Now that the dream of Bridget had died, I disdained the idea of hiring another Irish Maggie to take her place and opted for a kindly and sensible Swedish housekeeper named Hannah instead, and two more Swedish girls, Elsa and Greta, to serve as maids, one for upstairs the other for down. They were all pleasant, moon-faced girls with stout, sturdy figures, none of whom tempted me to lascivious thoughts in the least. And to tend the grounds, I engaged a plainspoken but polite Yankee gardener—though with some degree of imagination, thank goodness, since I considered that essential. And, though it raised a great many eyebrows, I acquired a devilishly handsome French chauffeur, Monsieur Tetrault, liveried, of course, in gray broadcloth, gilt buttons, and black shiny boots and cap, with my monogram worked in dark blue upon his sleeves and chest so everyone would know he belonged to me. Admittedly he did stir my blood a bit, but alas, he was married. His wife was my cook, and a most excellent one too, so I was loath to risk offending her. Madame Tetrault was a marvel in the kitchen; she could do all the traditional, comforting American dishes as well as the most decadent gourmet delights from France and
Italy, and desserts were her specialty—just thinking about her marvelous jelly roll makes my mouth water!
And for Monsieur to drive me about in I had two carriages. Black-lacquered with a gold maple leaf and my initials monogrammed in gilt upon each door, one was upholstered in ice-blue velvet and the other in midnight, drawn by an elegant high-stepping quartet of snow-white or coal-black horses. Later, when motorcars became all the fashion, a gleaming black Buick sedan and a sleek silver Packard replaced them. I had the only private gas pump in town, set prominently alongside the white-graveled driveway outside my glaze-windowed garage, which was heated and even equipped with hot and cold running water so Monsieur Tetrault could wash the grease off his hands after working on the cars. Of course everyone stuck their noses in the air and denounced it all as ostentatious and vulgar. But I didn’t care!
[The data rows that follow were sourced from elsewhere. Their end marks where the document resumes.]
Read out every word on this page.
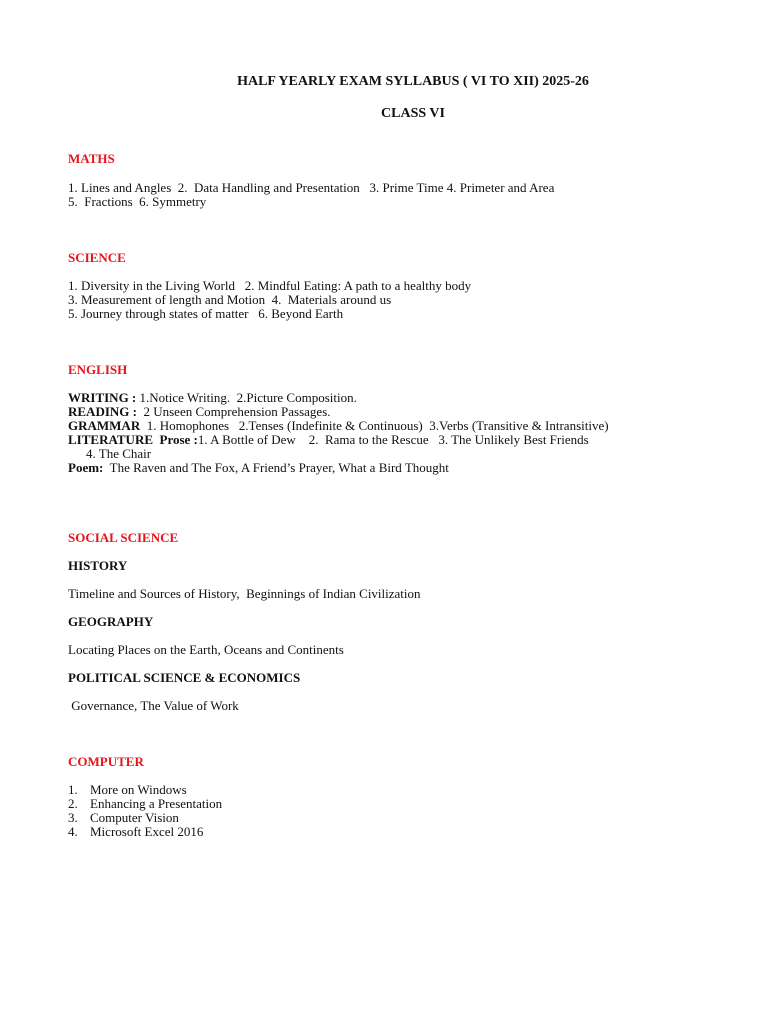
HALF YEARLY EXAM SYLLABUS ( VI TO XII) 2025-26
CLASS VI
MATHS
1. Lines and Angles  2.  Data Handling and Presentation   3. Prime Time 4. Primeter and Area
5.  Fractions  6. Symmetry
SCIENCE
1. Diversity in the Living World   2. Mindful Eating: A path to a healthy body
3. Measurement of length and Motion  4.  Materials around us
5. Journey through states of matter   6. Beyond Earth
ENGLISH
WRITING : 1.Notice Writing.  2.Picture Composition.
READING :  2 Unseen Comprehension Passages.
GRAMMAR  1. Homophones   2.Tenses (Indefinite & Continuous)  3.Verbs (Transitive & Intransitive)
LITERATURE  Prose :1. A Bottle of Dew    2.  Rama to the Rescue   3. The Unlikely Best Friends
4. The Chair
Poem:  The Raven and The Fox, A Friend’s Prayer, What a Bird Thought
SOCIAL SCIENCE
HISTORY
Timeline and Sources of History,  Beginnings of Indian Civilization
GEOGRAPHY
Locating Places on the Earth, Oceans and Continents
POLITICAL SCIENCE & ECONOMICS
Governance, The Value of Work
COMPUTER
1. More on Windows
2. Enhancing a Presentation
3. Computer Vision
4. Microsoft Excel 2016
My neighbors on The Hill were, of course, quick to criticize everything I did. They were always declaring themselves scandalized and endlessly cataloging my social faux pas. One would have thought they had all gone senile the way they went over my excesses and perceived failings every time they met; no one’s memory is that short.
It seemed I could do nothing right. They disapproved of my ordering glazed glass and putting iron bars—“Like in a prison!” they gasped—on all the downstairs windows after one too many times I caught curious faces peeping in at me if I didn’t keep the curtains shut tight or found suspicious scuffs and scratches upon the outside sills suggesting someone had tried to jimmy the locks. It never occurred to them that I was only trying to protect myself and safeguard my privacy. They thought it meant I had something to hide, that I was doing things I didn’t want anyone to see. I suppose they thought I should live in a glass house and leave myself entirely open, vulnerable, and naked to their scrutiny, just to prove to everyone in Fall River that I had nothing to hide. But if I had done that I would have been branded a vulgar exhibitionist. I just couldn’t win.